Nota de Prensa: Alcalde arequipeño vinculado a invasión y tráfico de terrenos

En 2008 José Palomino, alcalde del distrito de Quequeña, lideró invasión de terrenos privados.

Actualmente burgomaestre sigue dirigiendo asociación de invasores y vende terrenos invadidos.

Con total impunidad actúa el alcalde del distrito arequipeño de Quequeña, José Palomino quien, pese a los juicios penales que tiene en curso y el cargo público que ostenta, sigue a la cabeza del tráfico de terrenos.

De acuerdo con el reportaje difundido por el programa Poder Ciudadano de Proética, el burgomaestre, quien en 2008 lideró la invasión de miles de hectáreas de terreno de propiedad privada en Quequeña, sigue encabezando la venta ilegal y hasta por duplicado de los terrenos que invadió en la ciudad que hoy gobierna.

 La investigación periodística no solo vincula a Palomino en este delito, sino también al presidente de la Región Arequipa, José Manuel Guillén quien, como parte de su campaña electoral, prometió sanear los terrenos invadidos, desconociendo los derechos de los verdaderos propietarios quienes han planteado un litigio judicial para recuperar sus predios.

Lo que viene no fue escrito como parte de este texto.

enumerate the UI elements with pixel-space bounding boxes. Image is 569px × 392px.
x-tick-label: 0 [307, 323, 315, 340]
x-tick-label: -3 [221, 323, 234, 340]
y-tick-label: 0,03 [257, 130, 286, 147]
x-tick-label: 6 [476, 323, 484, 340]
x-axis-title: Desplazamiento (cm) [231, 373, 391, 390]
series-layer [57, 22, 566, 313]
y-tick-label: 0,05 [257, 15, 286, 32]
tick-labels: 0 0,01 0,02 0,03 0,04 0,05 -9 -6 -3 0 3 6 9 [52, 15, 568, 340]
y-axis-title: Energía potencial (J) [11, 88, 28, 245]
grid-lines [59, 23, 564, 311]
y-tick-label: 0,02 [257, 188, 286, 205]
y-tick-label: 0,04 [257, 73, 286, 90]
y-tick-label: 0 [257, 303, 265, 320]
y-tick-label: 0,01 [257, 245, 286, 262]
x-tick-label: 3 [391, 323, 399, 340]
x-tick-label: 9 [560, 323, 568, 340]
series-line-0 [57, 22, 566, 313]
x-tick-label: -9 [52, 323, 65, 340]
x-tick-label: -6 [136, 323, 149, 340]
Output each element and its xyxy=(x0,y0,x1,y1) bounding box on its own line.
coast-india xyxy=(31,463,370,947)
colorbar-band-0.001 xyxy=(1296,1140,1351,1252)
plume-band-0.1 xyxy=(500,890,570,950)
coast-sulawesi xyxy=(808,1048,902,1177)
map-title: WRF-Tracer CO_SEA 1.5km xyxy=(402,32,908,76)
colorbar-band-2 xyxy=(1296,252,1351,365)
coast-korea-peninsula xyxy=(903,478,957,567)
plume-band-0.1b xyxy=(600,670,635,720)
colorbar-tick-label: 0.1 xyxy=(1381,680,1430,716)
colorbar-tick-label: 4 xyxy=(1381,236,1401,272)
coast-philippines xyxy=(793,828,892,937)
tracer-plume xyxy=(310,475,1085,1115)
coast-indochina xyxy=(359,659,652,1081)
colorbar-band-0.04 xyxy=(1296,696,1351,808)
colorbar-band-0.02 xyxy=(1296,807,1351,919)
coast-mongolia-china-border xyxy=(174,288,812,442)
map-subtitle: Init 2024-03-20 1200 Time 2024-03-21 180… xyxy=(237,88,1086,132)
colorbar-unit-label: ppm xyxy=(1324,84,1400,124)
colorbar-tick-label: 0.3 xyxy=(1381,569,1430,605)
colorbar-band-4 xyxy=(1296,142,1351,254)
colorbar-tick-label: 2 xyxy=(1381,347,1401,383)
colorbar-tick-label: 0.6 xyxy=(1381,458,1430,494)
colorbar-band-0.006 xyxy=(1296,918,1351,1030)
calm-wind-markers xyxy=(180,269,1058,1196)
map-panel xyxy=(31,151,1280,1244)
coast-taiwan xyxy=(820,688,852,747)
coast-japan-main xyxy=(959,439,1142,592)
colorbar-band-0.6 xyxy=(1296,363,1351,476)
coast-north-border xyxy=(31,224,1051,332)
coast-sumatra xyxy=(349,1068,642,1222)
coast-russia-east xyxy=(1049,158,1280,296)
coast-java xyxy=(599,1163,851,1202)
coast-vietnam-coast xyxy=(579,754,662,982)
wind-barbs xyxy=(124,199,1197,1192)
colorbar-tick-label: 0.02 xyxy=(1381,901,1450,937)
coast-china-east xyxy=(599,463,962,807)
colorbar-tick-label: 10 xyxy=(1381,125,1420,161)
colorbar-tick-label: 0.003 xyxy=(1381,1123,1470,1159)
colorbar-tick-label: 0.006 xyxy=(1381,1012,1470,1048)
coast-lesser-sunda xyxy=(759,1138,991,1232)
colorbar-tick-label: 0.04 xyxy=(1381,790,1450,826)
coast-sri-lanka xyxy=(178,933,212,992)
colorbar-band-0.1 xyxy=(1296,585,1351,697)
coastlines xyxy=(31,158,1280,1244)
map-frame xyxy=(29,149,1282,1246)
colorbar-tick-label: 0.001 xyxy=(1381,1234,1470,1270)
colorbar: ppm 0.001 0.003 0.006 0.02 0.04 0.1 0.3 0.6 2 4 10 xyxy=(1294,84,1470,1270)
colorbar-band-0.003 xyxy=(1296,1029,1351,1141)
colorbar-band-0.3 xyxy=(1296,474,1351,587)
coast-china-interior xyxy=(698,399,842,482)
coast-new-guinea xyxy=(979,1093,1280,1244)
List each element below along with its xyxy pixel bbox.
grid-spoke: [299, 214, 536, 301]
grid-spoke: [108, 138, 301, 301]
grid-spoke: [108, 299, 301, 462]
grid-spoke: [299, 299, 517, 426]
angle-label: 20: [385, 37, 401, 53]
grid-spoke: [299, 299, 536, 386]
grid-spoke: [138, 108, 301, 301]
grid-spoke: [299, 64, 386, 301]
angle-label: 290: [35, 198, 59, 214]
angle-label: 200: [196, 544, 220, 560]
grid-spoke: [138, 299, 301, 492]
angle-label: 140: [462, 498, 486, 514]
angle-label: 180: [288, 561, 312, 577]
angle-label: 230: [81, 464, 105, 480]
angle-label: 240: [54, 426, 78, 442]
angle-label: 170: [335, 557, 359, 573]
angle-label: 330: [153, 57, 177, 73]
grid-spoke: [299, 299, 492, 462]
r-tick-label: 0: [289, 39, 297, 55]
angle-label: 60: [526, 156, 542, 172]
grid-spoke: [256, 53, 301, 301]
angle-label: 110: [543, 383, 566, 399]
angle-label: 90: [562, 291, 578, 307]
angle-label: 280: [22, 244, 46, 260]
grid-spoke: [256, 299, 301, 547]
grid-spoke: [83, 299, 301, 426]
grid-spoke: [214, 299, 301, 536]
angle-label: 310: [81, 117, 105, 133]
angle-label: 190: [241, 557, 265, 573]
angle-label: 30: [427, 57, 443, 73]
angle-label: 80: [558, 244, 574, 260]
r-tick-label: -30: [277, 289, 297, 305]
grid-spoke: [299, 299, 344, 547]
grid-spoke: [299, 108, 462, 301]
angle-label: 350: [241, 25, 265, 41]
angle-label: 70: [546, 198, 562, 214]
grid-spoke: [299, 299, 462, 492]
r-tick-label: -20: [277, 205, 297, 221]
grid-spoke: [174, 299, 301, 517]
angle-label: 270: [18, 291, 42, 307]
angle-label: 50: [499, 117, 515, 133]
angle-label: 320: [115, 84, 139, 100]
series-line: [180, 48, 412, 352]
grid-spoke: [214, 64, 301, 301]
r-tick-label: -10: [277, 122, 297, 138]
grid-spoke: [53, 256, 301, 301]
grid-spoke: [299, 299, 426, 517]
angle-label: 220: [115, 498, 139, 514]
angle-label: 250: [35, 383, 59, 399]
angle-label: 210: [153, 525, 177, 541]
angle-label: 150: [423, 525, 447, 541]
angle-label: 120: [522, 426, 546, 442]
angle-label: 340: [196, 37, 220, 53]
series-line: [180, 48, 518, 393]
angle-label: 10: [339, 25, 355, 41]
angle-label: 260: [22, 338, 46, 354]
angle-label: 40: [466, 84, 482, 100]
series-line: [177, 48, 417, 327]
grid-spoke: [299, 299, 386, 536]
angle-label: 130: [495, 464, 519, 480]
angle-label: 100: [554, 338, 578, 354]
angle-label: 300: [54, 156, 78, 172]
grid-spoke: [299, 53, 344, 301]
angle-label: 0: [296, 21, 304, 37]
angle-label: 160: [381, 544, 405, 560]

“Sí es posible hacer el saneamiento físico legal. El gobierno regional no puede invertir dinero pero si se necesita de una bomba (de agua) y no podemos entregarla, se las prestamos pues”, fue la promesa de Guillén a los invasores liderados por el hoy alcalde.

 EL NEGOCIO DE PALOMINO.

José Palomino logró llegar a la alcaldía de Quequeña gracias a los votos de las más de cinco mil familias que invadieron, bajo su dirección, los terrenos privados que hoy ocupan.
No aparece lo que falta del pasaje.